State officials suggested concentrating on improving reading instruction in kindergarten through third grade, but Stefon said he will extend that to the upper grades as well. The plan at first will concentrate on two so-called focus schools, the John M. Moriarty and Veterans' Memorial schools, and two designated review schools, Wequonnoc and Uncas schools.
Education department spokesman James Polites said the state Board of Education has approved three Alliance District plans for Ansonia, Windsor Locks and Naugatuck. New London submitted its plan, but it has not yet been approved.

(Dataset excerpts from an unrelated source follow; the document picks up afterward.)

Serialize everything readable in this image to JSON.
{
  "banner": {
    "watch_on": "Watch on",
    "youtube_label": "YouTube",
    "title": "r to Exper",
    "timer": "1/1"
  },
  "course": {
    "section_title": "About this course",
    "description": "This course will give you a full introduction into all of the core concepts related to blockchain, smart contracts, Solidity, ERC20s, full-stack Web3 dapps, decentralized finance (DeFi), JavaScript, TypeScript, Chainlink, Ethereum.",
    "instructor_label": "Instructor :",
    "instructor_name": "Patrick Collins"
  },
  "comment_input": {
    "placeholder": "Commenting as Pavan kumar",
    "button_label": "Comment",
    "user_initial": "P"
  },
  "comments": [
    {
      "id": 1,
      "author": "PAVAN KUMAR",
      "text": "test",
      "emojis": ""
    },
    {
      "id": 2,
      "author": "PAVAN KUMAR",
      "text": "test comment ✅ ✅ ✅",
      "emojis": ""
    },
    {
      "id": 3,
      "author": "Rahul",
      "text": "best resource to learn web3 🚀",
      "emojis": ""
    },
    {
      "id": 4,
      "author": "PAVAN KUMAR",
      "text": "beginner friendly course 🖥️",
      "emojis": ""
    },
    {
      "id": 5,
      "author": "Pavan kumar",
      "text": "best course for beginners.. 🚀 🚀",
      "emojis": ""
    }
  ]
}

New London qualifies for $809,000 per year for five years.
Revamping literacy education in Norwich eventually will include a new curriculum, Stefon said, but he first wants to concentrate on providing additional reading supports in the classroom, defining quality reading education techniques and training teachers in those techniques.
The Alliance District plan also will focus on what the state calls wraparound services - outreach to families to improve parental participation in their children's education.
Stefon said the long-range Alliance District plan likely would borrow some concepts from the Stanton School plan, including a longer school day and parental outreach programs.
Several programs already are under way at Stanton to provide experience to the rest of the district. Two full-day kindergarten classes are in operation, and teachers are staying for one hour of professional development after school from now through October. Come November, that hour will be for a longer school day for the 400 Stanton students.
Parental outreach is integral to the Stanton Network School reform plan, Principal Christine Gilluly told the school board Tuesday.
Stanton will hold an open house for families on Sept. 19 and for the first time will provide buses to district neighborhoods to offer rides to families who have no transportation. The buses will stop at the Adult Education Center on Hickory Street and two other Greeneville neighborhoods.
In addition to the network grant of $1.5 million per year for three years, Stanton received $100,000 from the state Department of Education for wraparound services with Stanton families, including English classes for immigrant families at Stanton, Gilluly said. Stanton staff members have started holding office hours Friday mornings at the Adult Education Center to meet with families there who have students at Stanton.
About 100 Stanton students live in Greeneville neighborhoods, and many do not have transportation to reach the school, which is several miles away.